Alibaba went public in 2014 in New York, the largest IPO at the time. Not long after Hong Kong relaxed rules around two-class structures, allowing founders to retain some control while opening the company up to outside investment, Alibaba sought a secondary listing in the city in 2019. Rising tensions between the US and China have also prompted many Chinese companies to withdraw from the Nasdaq and NYSE in recent years.

“We are taking concrete steps to extract value from our businesses and are pleased to announce that our Board of Directors has approved a full spin-off of the Cloud Intelligence Group through a stock dividend distribution to shareholders, with the intention of becoming an independent becomes a listed company. business,” Daniel Zhang, Chairman and CEO of Alibaba Group, announced today in the company’s earnings report.
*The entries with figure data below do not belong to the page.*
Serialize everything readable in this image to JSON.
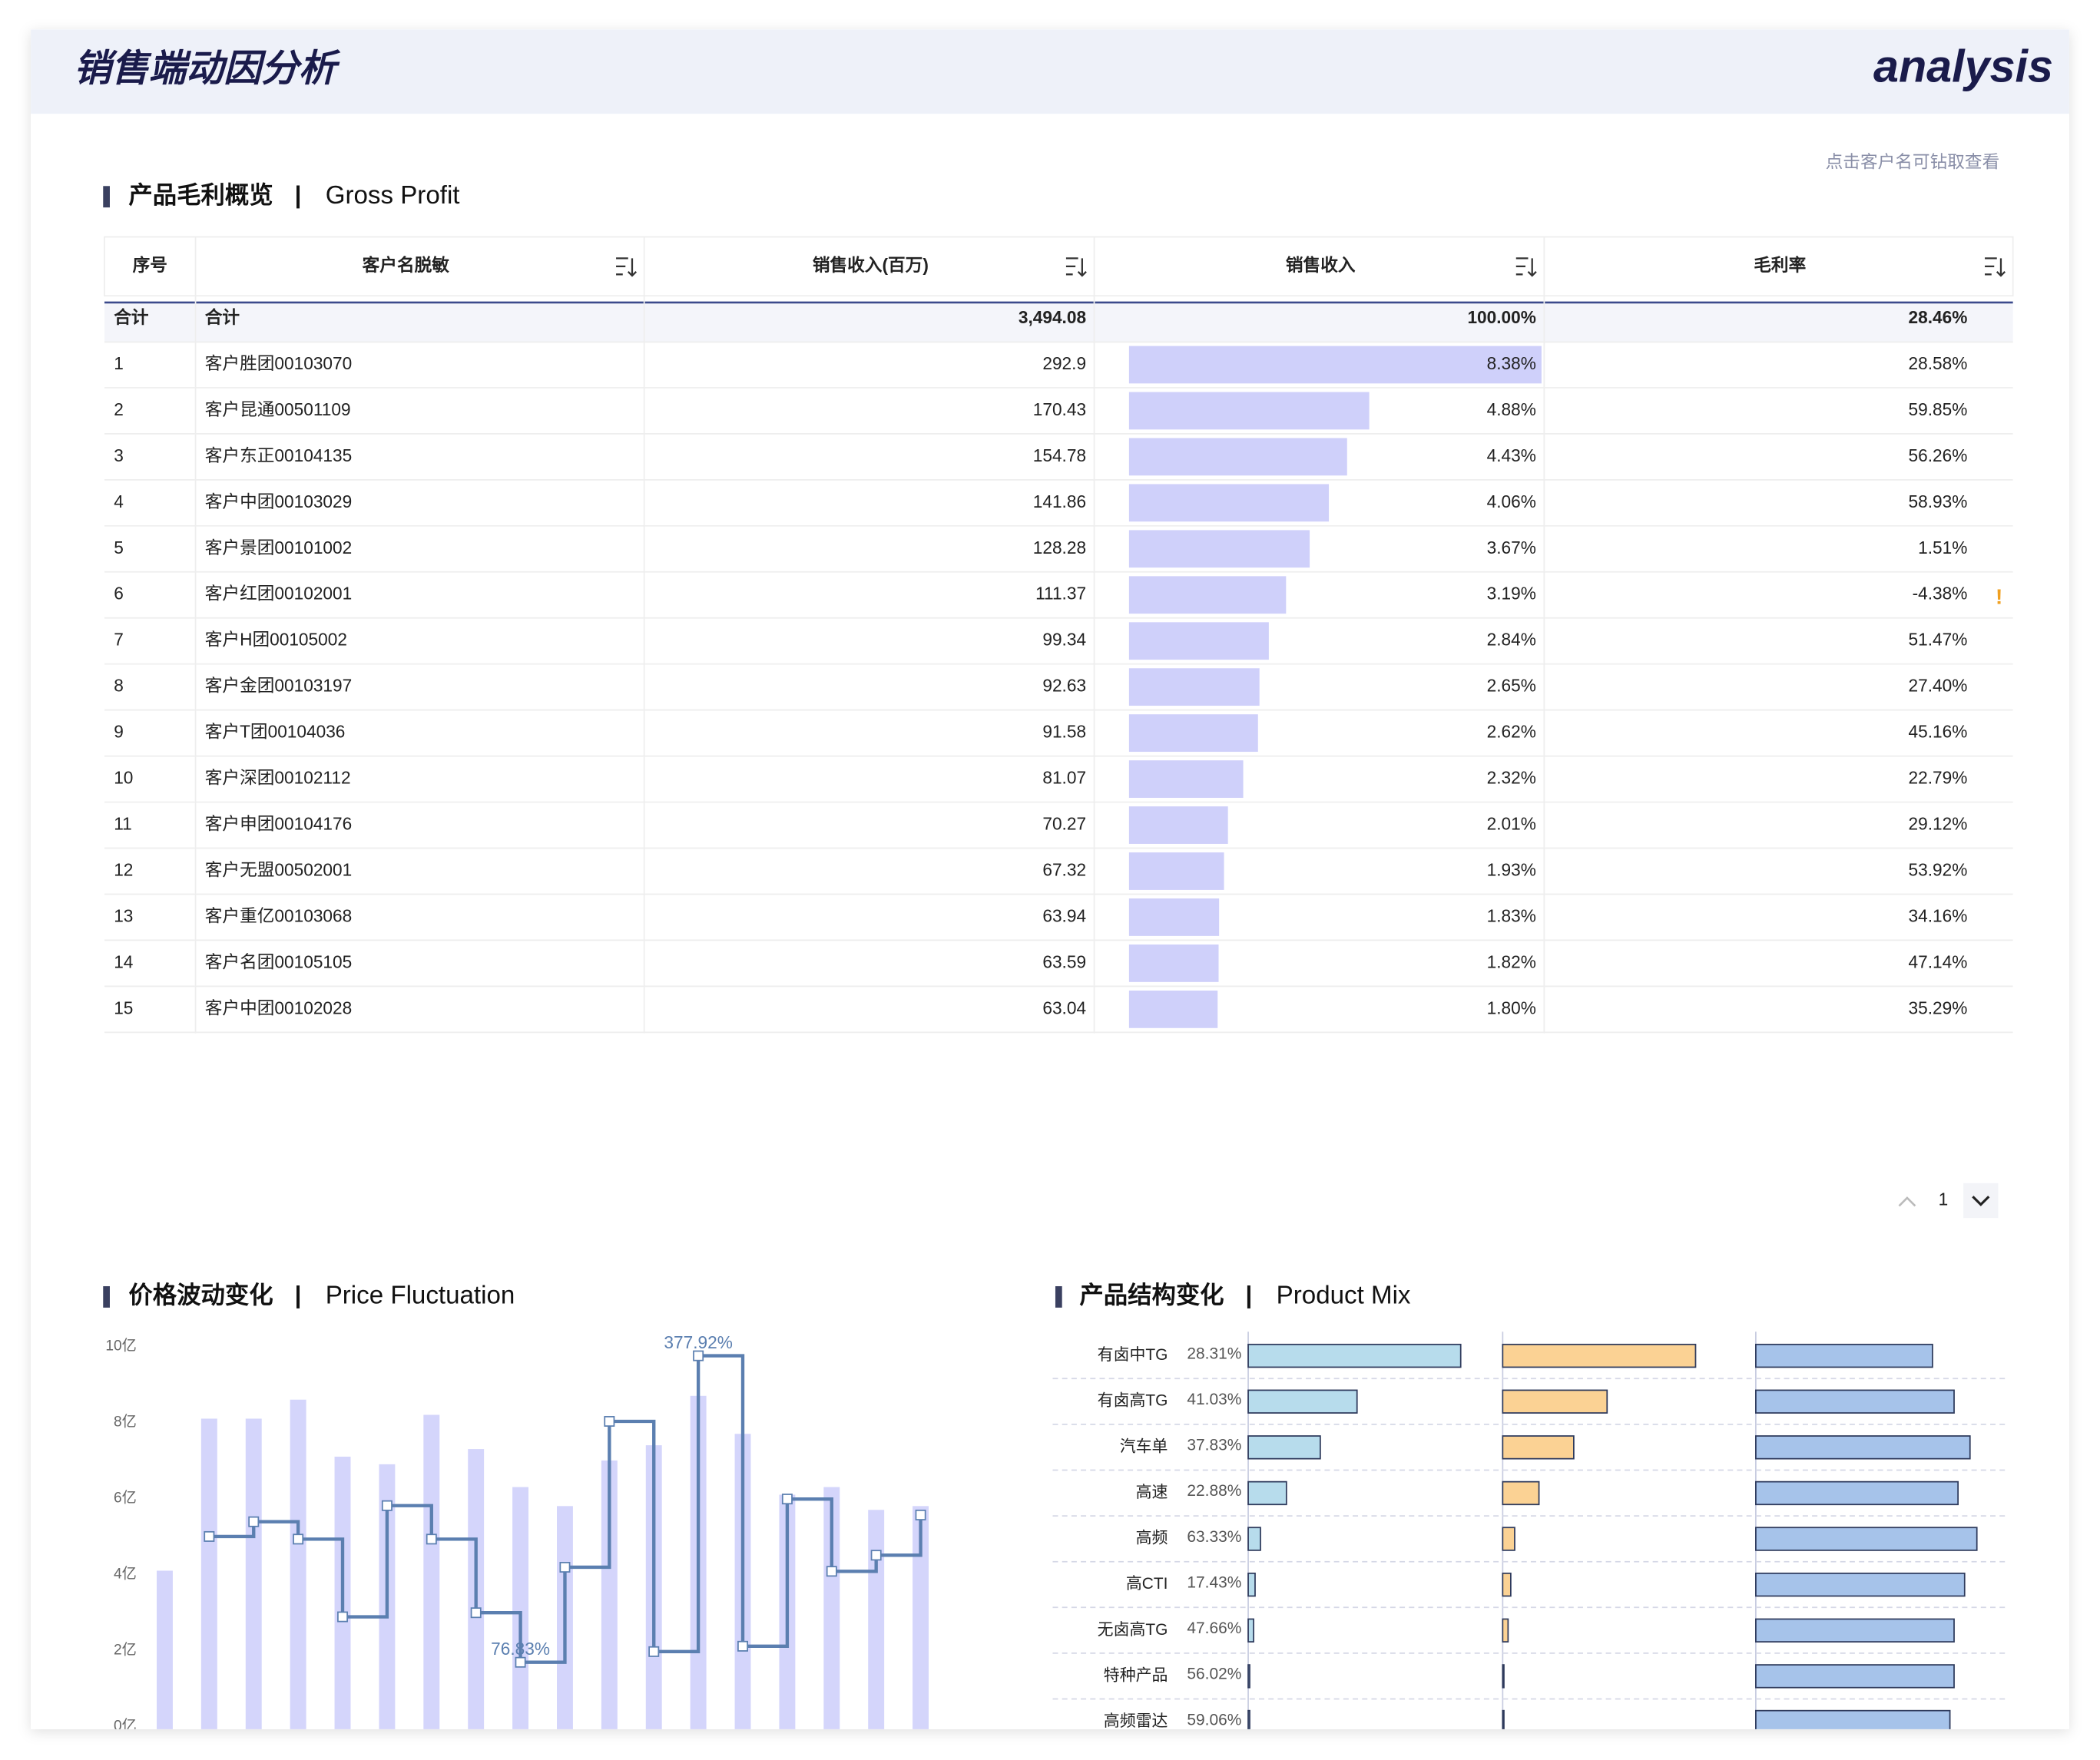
{
  "header": {
    "title": "销售端动因分析",
    "brand": "analysis"
  },
  "gross_profit": {
    "title": "产品毛利概览",
    "subtitle": "Gross Profit",
    "hint": "点击客户名可钻取查看",
    "page": 1,
    "columns": [
      "序号",
      "客户名脱敏",
      "销售收入(百万)",
      "销售收入",
      "毛利率"
    ],
    "total": [
      "合计",
      "合计",
      "3,494.08",
      "100.00%",
      "28.46%"
    ],
    "rows": [
      {
        "no": 1,
        "name": "客户胜团00103070",
        "revenue": 292.9,
        "share": 8.38,
        "share_label": "8.38%",
        "margin": "28.58%"
      },
      {
        "no": 2,
        "name": "客户昆通00501109",
        "revenue": 170.43,
        "share": 4.88,
        "share_label": "4.88%",
        "margin": "59.85%"
      },
      {
        "no": 3,
        "name": "客户东正00104135",
        "revenue": 154.78,
        "share": 4.43,
        "share_label": "4.43%",
        "margin": "56.26%"
      },
      {
        "no": 4,
        "name": "客户中团00103029",
        "revenue": 141.86,
        "share": 4.06,
        "share_label": "4.06%",
        "margin": "58.93%"
      },
      {
        "no": 5,
        "name": "客户景团00101002",
        "revenue": 128.28,
        "share": 3.67,
        "share_label": "3.67%",
        "margin": "1.51%"
      },
      {
        "no": 6,
        "name": "客户红团00102001",
        "revenue": 111.37,
        "share": 3.19,
        "share_label": "3.19%",
        "margin": "-4.38%"
      },
      {
        "no": 7,
        "name": "客户H团00105002",
        "revenue": 99.34,
        "share": 2.84,
        "share_label": "2.84%",
        "margin": "51.47%"
      },
      {
        "no": 8,
        "name": "客户金团00103197",
        "revenue": 92.63,
        "share": 2.65,
        "share_label": "2.65%",
        "margin": "27.40%"
      },
      {
        "no": 9,
        "name": "客户T团00104036",
        "revenue": 91.58,
        "share": 2.62,
        "share_label": "2.62%",
        "margin": "45.16%"
      },
      {
        "no": 10,
        "name": "客户深团00102112",
        "revenue": 81.07,
        "share": 2.32,
        "share_label": "2.32%",
        "margin": "22.79%"
      },
      {
        "no": 11,
        "name": "客户申团00104176",
        "revenue": 70.27,
        "share": 2.01,
        "share_label": "2.01%",
        "margin": "29.12%"
      },
      {
        "no": 12,
        "name": "客户无盟00502001",
        "revenue": 67.32,
        "share": 1.93,
        "share_label": "1.93%",
        "margin": "53.92%"
      },
      {
        "no": 13,
        "name": "客户重亿00103068",
        "revenue": 63.94,
        "share": 1.83,
        "share_label": "1.83%",
        "margin": "34.16%"
      },
      {
        "no": 14,
        "name": "客户名团00105105",
        "revenue": 63.59,
        "share": 1.82,
        "share_label": "1.82%",
        "margin": "47.14%"
      },
      {
        "no": 15,
        "name": "客户中团00102028",
        "revenue": 63.04,
        "share": 1.8,
        "share_label": "1.80%",
        "margin": "35.29%"
      }
    ]
  },
  "chart_data": [
    {
      "type": "bar",
      "title": "价格波动变化",
      "subtitle": "Price Fluctuation",
      "categories": [
        null,
        null,
        null,
        null,
        null,
        null,
        null,
        null,
        null,
        null,
        null,
        null,
        null,
        null,
        null,
        null,
        null,
        null
      ],
      "series": [
        {
          "type": "bar",
          "color": "#d4d5fb",
          "values": [
            4.1,
            8.1,
            8.1,
            8.6,
            7.1,
            6.9,
            8.2,
            7.3,
            6.3,
            5.8,
            7.0,
            7.4,
            8.7,
            7.7,
            6.1,
            6.3,
            5.7,
            5.8
          ]
        },
        {
          "type": "step",
          "axis": "y2",
          "color": "#5b7fb0",
          "values": [
            null,
            200.4,
            214.9,
            197.8,
            121.5,
            230.7,
            197.8,
            125.5,
            76.83,
            170.2,
            313.5,
            87.3,
            377.92,
            92.6,
            237.2,
            166.2,
            182.0,
            221.5
          ],
          "value_labels": [
            null,
            null,
            null,
            null,
            null,
            null,
            null,
            null,
            "76.83%",
            null,
            null,
            null,
            "377.92%",
            null,
            null,
            null,
            null,
            null
          ]
        }
      ],
      "ylim": [
        0,
        10
      ],
      "yticks": [
        {
          "value": 0,
          "label": "0亿"
        },
        {
          "value": 2,
          "label": "2亿"
        },
        {
          "value": 4,
          "label": "4亿"
        },
        {
          "value": 6,
          "label": "6亿"
        },
        {
          "value": 8,
          "label": "8亿"
        },
        {
          "value": 10,
          "label": "10亿"
        }
      ],
      "y2lim": [
        13.7,
        387.1
      ]
    },
    {
      "type": "hbar",
      "title": "产品结构变化",
      "subtitle": "Product Mix",
      "categories": [
        "有卤中TG",
        "有卤高TG",
        "汽车单",
        "高速",
        "高频",
        "高CTI",
        "无卤高TG",
        "特种产品",
        "高频雷达"
      ],
      "category_notes": [
        "28.31%",
        "41.03%",
        "37.83%",
        "22.88%",
        "63.33%",
        "17.43%",
        "47.66%",
        "56.02%",
        "59.06%"
      ],
      "xlim": [
        0,
        100
      ],
      "series": [
        {
          "color": "#b7dcec",
          "values": [
            86.7,
            44.4,
            29.4,
            15.6,
            5.0,
            2.8,
            2.2,
            0.6,
            0.6
          ]
        },
        {
          "color": "#fbd294",
          "values": [
            78.7,
            42.6,
            29.0,
            14.8,
            4.9,
            3.3,
            2.2,
            0.5,
            0.5
          ]
        },
        {
          "color": "#a6c3ea",
          "values": [
            72.1,
            80.9,
            87.4,
            82.5,
            90.2,
            85.2,
            80.9,
            80.9,
            79.2
          ]
        }
      ]
    }
  ]
}
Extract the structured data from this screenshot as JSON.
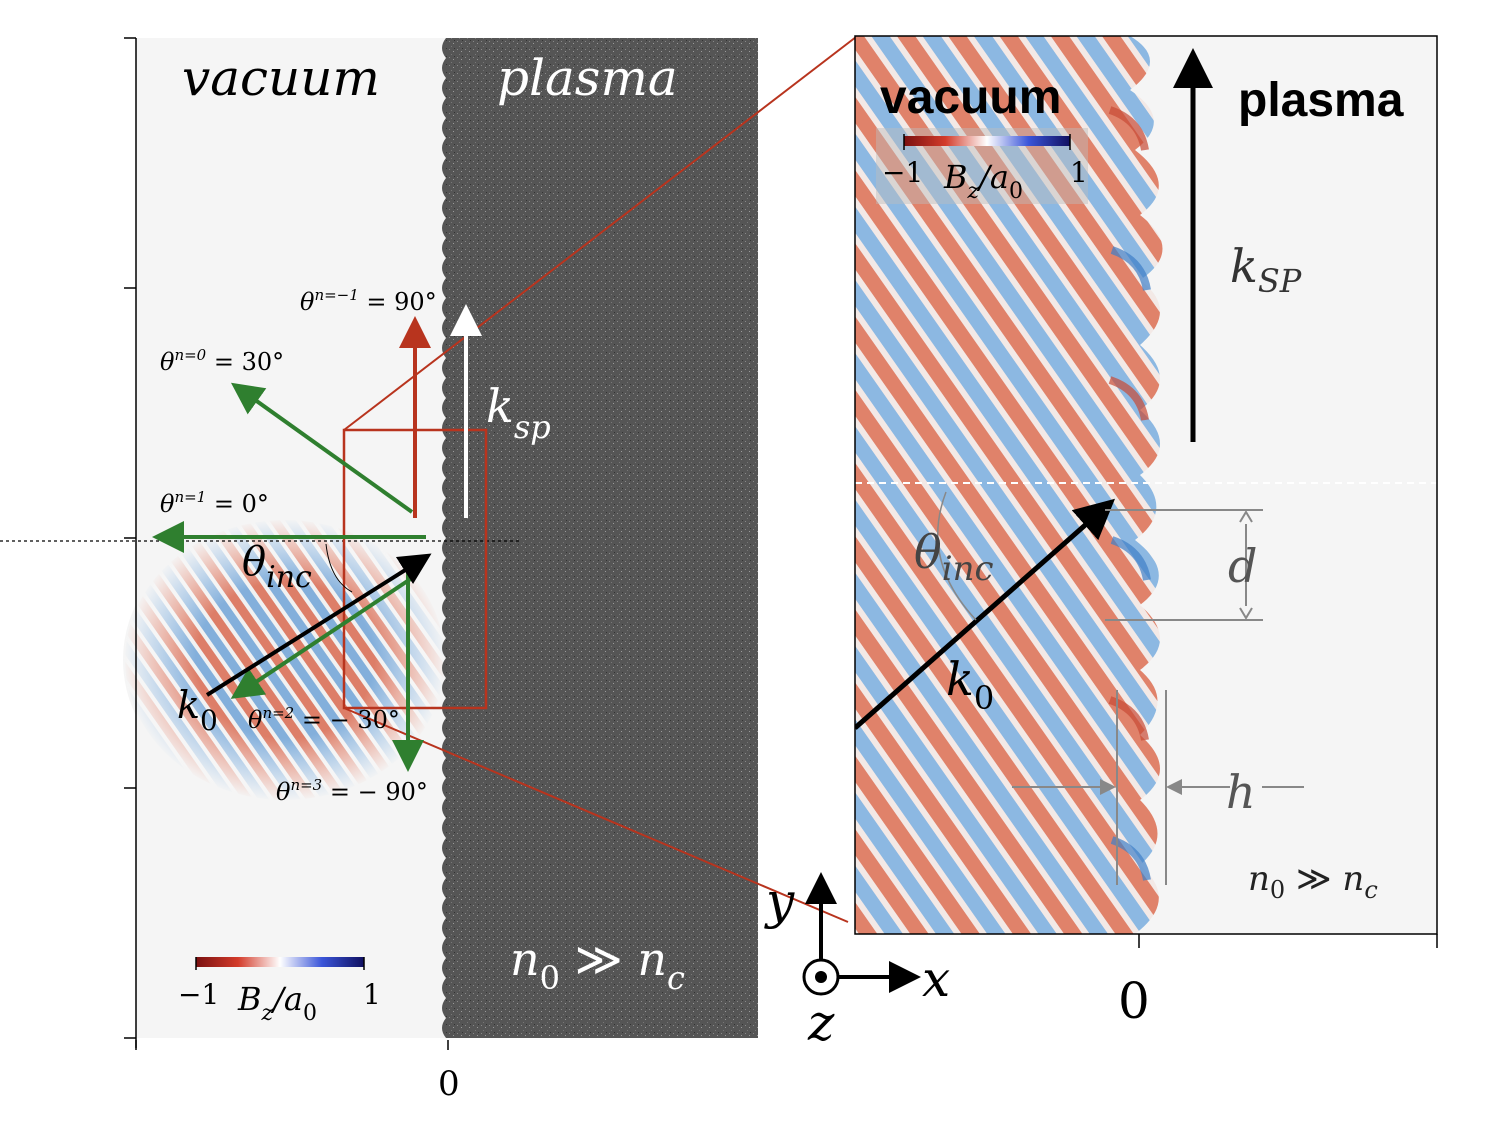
{
  "left_panel": {
    "vacuum_label": "vacuum",
    "plasma_label": "plasma",
    "k_sp_main": "k",
    "k_sp_sub": "sp",
    "theta_inc_main": "θ",
    "theta_inc_sub": "inc",
    "k0_main": "k",
    "k0_sub": "0",
    "orders": [
      {
        "sup": "n=−1",
        "value": " = 90°"
      },
      {
        "sup": "n=0",
        "value": " = 30°"
      },
      {
        "sup": "n=1",
        "value": " = 0°"
      },
      {
        "sup": "n=2",
        "value": " = − 30°"
      },
      {
        "sup": "n=3",
        "value": " = − 90°"
      }
    ],
    "density_a": "n",
    "density_a_sub": "0",
    "density_op": " ≫ ",
    "density_b": "n",
    "density_b_sub": "c",
    "colorbar": {
      "min": "−1",
      "max": "1",
      "label_main": "B",
      "label_sub": "z",
      "label_mid": "/a",
      "label_sub2": "0"
    },
    "x_tick": "0"
  },
  "right_panel": {
    "vacuum_label": "vacuum",
    "plasma_label": "plasma",
    "k_sp_main": "k",
    "k_sp_sub": "SP",
    "theta_inc_main": "θ",
    "theta_inc_sub": "inc",
    "k0_main": "k",
    "k0_sub": "0",
    "d_label": "d",
    "h_label": "h",
    "density_a": "n",
    "density_a_sub": "0",
    "density_op": " ≫ ",
    "density_b": "n",
    "density_b_sub": "c",
    "colorbar": {
      "min": "−1",
      "max": "1",
      "label_main": "B",
      "label_sub": "z",
      "label_mid": "/a",
      "label_sub2": "0"
    },
    "x_tick": "0"
  },
  "axes": {
    "y": "y",
    "x": "x",
    "z": "z"
  },
  "colors": {
    "red": "#b8341e",
    "green": "#2f7f2f",
    "blue": "#2a5fbf",
    "plasma": "#555555",
    "vacuum_bg": "#f5f5f5"
  }
}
Zhang is also one of the cloud arm’s board of directors.

Alibaba aims to complete the spin-off in the next 12 months and plans to bring outside strategic investors into the group through private financing.

The cloud business generated $2.7 billion in revenue in the first quarter, accounting for 9% of Alibaba’s total revenue. (My colleague Alex has a financial deep dive into the cloud spinout. Stay tuned.)

Marrying AI and cloud

You may not be familiar with Alibaba’s cloud intelligence group, but think of its main product lines roughly as “AWS+Slack+OpenAI”.

The cloud company Alibaba Cloud dominates the Chinese market. According to market research firm Gartner, by 2021, Alibaba Cloud will be the world’s third-largest infrastructure-as-a-service (IaaS) provider of public cloud services. Add platform-as-a-service (PaaS) and private cloud to the mix, Alibaba placed fourth in Q4 2021, according to another market research firm Synergy Research Group.

Alibaba’s Dingtalk, a business chat app and productivity platform, surpassed 600 million users as of Q3 2022, with 15 million paid daily active users and 23 million business users, the company previously said.

Tongyi Qianwen, Alibaba’s flagship large language model, is currently nowhere near GPT-3’s technological prowess and influence, but it is one of China’s most promising alternatives to the text-generating AI. It also has the advantage of being applied to a range of Alibaba products. In fact, the integration has started, first with a copilot for Dingtalk.

It makes sense for Alibaba to group its cloud business and AI research team under one umbrella, as the two go hand in hand. With each new breakthrough in AI, the amount of computing power required to train data increases exponentially, as does the cost.

Interestingly, Alibaba mentioned in its quarterly report that it is working to make cloud computing “more accessible and affordable”.

“We announced a new instance family that offers the same level of stability and offers cost savings of up to 40%. For existing products, we have reduced the prices of some of our key utilities, including computing, storage, networking and security products, by up to 50%,” the company said.

The timing seems appropriate. Earlier this week, Beijing unveiled a draft policy calling for cloud providers to work more closely with AI companies and support them with whatever computing resources they need.

“We believe these steps will help our customers increase public cloud adoption in China and unlock emerging opportunities to leverage AI technology for enterprises,” said Alibaba.